2.4. Appellanten betogen verder dat de rechtbank, door te overwegen dat het vergunningenbeleid los staat van het verhuur- en uitgiftebeleid, heeft miskend dat, nu het college het water voor een deel aan hen in erfpacht heeft uitgegeven en voor een deel aan hen heeft verhuurd, het gebruik ervan niet door vervolgens de vereiste vergunningen te weigeren mag worden ingeperkt.
2.5. Ook dat betoog faalt. Nu sprake is van openbaar water, dienen appellanten ingevolge artikel 2.7 van de verordening over een vergunning te beschikken, om aldaar met een bedrijfsvaartuig ligplaats te mogen innemen. De beslissing van de gemeente om het water aan appellanten te verhuren brengt niet zonder meer mee dat zodanige vergunning niet geweigerd mocht worden. Overigens is ter zitting zijdens het dagelijks bestuur onweersproken gesteld dat de huurovereenkomst louter op het gebruik van het water ten behoeve van de werkvoorraad op de werf zag.

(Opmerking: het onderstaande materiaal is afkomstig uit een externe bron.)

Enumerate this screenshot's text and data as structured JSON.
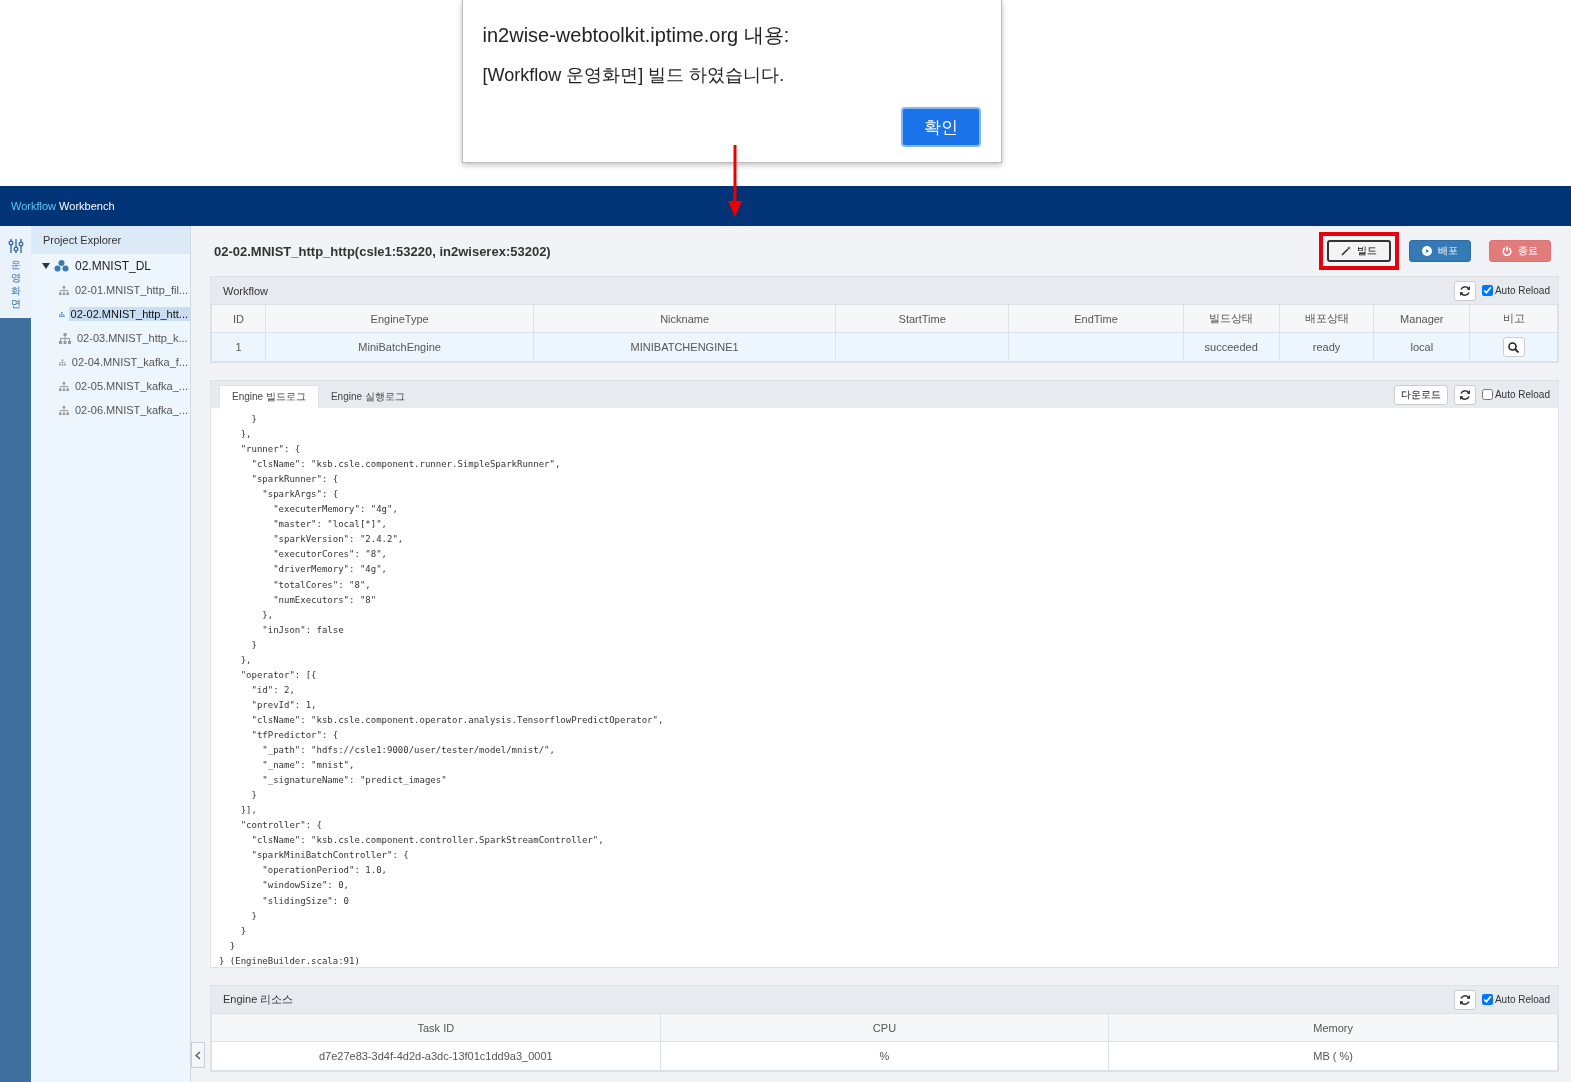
{
  "dialog": {
    "title": "in2wise-webtoolkit.iptime.org 내용:",
    "message": "[Workflow 운영화면] 빌드 하였습니다.",
    "button": "확인"
  },
  "app": {
    "brand_accent": "Workflow",
    "brand": "Workbench"
  },
  "side_strip": {
    "label": "운영화면",
    "selected": true
  },
  "sidebar": {
    "title": "Project Explorer",
    "tree": [
      {
        "label": "02.MNIST_DL",
        "expanded": true,
        "selected": false,
        "children": [
          {
            "label": "02-01.MNIST_http_fil...",
            "selected": false
          },
          {
            "label": "02-02.MNIST_http_htt...",
            "selected": true
          },
          {
            "label": "02-03.MNIST_http_k...",
            "selected": false
          },
          {
            "label": "02-04.MNIST_kafka_f...",
            "selected": false
          },
          {
            "label": "02-05.MNIST_kafka_...",
            "selected": false
          },
          {
            "label": "02-06.MNIST_kafka_...",
            "selected": false
          }
        ]
      }
    ]
  },
  "page_title": "02-02.MNIST_http_http(csle1:53220, in2wiserex:53202)",
  "actions": [
    {
      "label": "빌드",
      "kind": "default",
      "highlighted": true
    },
    {
      "label": "배포",
      "kind": "primary",
      "highlighted": false
    },
    {
      "label": "종료",
      "kind": "danger",
      "highlighted": false
    }
  ],
  "workflow": {
    "title": "Workflow",
    "auto_reload": {
      "label": "Auto Reload",
      "checked": true
    },
    "columns": [
      "ID",
      "EngineType",
      "Nickname",
      "StartTime",
      "EndTime",
      "빌드상태",
      "배포상태",
      "Manager",
      "비고"
    ],
    "rows": [
      [
        "1",
        "MiniBatchEngine",
        "MINIBATCHENGINE1",
        "",
        "",
        "succeeded",
        "ready",
        "local"
      ]
    ]
  },
  "logs": {
    "tabs": [
      {
        "label": "Engine 빌드로그",
        "selected": true
      },
      {
        "label": "Engine 실행로그",
        "selected": false
      }
    ],
    "download": "다운로드",
    "auto_reload": {
      "label": "Auto Reload",
      "checked": false
    },
    "lines": [
      "      }",
      "    },",
      "    \"runner\": {",
      "      \"clsName\": \"ksb.csle.component.runner.SimpleSparkRunner\",",
      "      \"sparkRunner\": {",
      "        \"sparkArgs\": {",
      "          \"executerMemory\": \"4g\",",
      "          \"master\": \"local[*]\",",
      "          \"sparkVersion\": \"2.4.2\",",
      "          \"executorCores\": \"8\",",
      "          \"driverMemory\": \"4g\",",
      "          \"totalCores\": \"8\",",
      "          \"numExecutors\": \"8\"",
      "        },",
      "        \"inJson\": false",
      "      }",
      "    },",
      "    \"operator\": [{",
      "      \"id\": 2,",
      "      \"prevId\": 1,",
      "      \"clsName\": \"ksb.csle.component.operator.analysis.TensorflowPredictOperator\",",
      "      \"tfPredictor\": {",
      "        \"_path\": \"hdfs://csle1:9000/user/tester/model/mnist/\",",
      "        \"_name\": \"mnist\",",
      "        \"_signatureName\": \"predict_images\"",
      "      }",
      "    }],",
      "    \"controller\": {",
      "      \"clsName\": \"ksb.csle.component.controller.SparkStreamController\",",
      "      \"sparkMiniBatchController\": {",
      "        \"operationPeriod\": 1.0,",
      "        \"windowSize\": 0,",
      "        \"slidingSize\": 0",
      "      }",
      "    }",
      "  }",
      "} (EngineBuilder.scala:91)"
    ]
  },
  "resources": {
    "title": "Engine 리소스",
    "auto_reload": {
      "label": "Auto Reload",
      "checked": true
    },
    "columns": [
      "Task ID",
      "CPU",
      "Memory"
    ],
    "rows": [
      [
        "d7e27e83-3d4f-4d2d-a3dc-13f01c1dd9a3_0001",
        "%",
        "MB ( %)"
      ]
    ]
  }
}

2.6. Met betrekking tot het betoog van appellanten inzake de toepasbaarheid van het in het Bevriezingsbesluit neergelegde beleid, heeft de rechtbank in het in beroep aangevoerde terecht geen grond gevonden voor het oordeel dat het dagelijks bestuur niet in redelijkheid tot de uitgangspunten van dat besluit en het daarop ontwikkelde beleid heeft kunnen komen. Aangezien dit beleid, naar niet is weersproken, nog steeds gevoerd wordt, bestaat evenmin grond voor het oordeel dat het dagelijks bestuur dat in dit geval niet had mogen toepassen. Voorts is niet gebleken van zodanig bijzondere omstandigheden, dat het niet onverkort aan het gevoerde beleid mocht vasthouden. Hierbij wordt in aanmerking genomen dat het vorige bedrijfsvaartuig van appellanten in 1985 is verkocht en zij sedertdien hun activiteiten, wat er zij van het al dan niet watergebonden karakter daarvan, jarenlang zonder gebruikmaking van een eigen bedrijfsvaartuig hebben ontplooid.
2.7. Het hoger beroep is ongegrond. De aangevallen uitspraak dient te worden bevestigd.
2.8. Voor een proceskostenveroordeling bestaat geen aanleiding.
De Afdeling bestuursrechtspraak van de Raad van State
Recht doende in naam der Koningin:
bevestigt de aangevallen uitspraak.
Aldus vastgesteld door mr. R.W.L. Loeb, Voorzitter, en mr. C.W. Mouton en mr. C.H.M. van Altena, Leden, in tegenwoordigheid van mr. P. Klein, ambtenaar van Staat.
w.g. Loeb w.g. Klein
Voorzitter ambtenaar van Staat
Uitgesproken in het openbaar op 27 december 2006.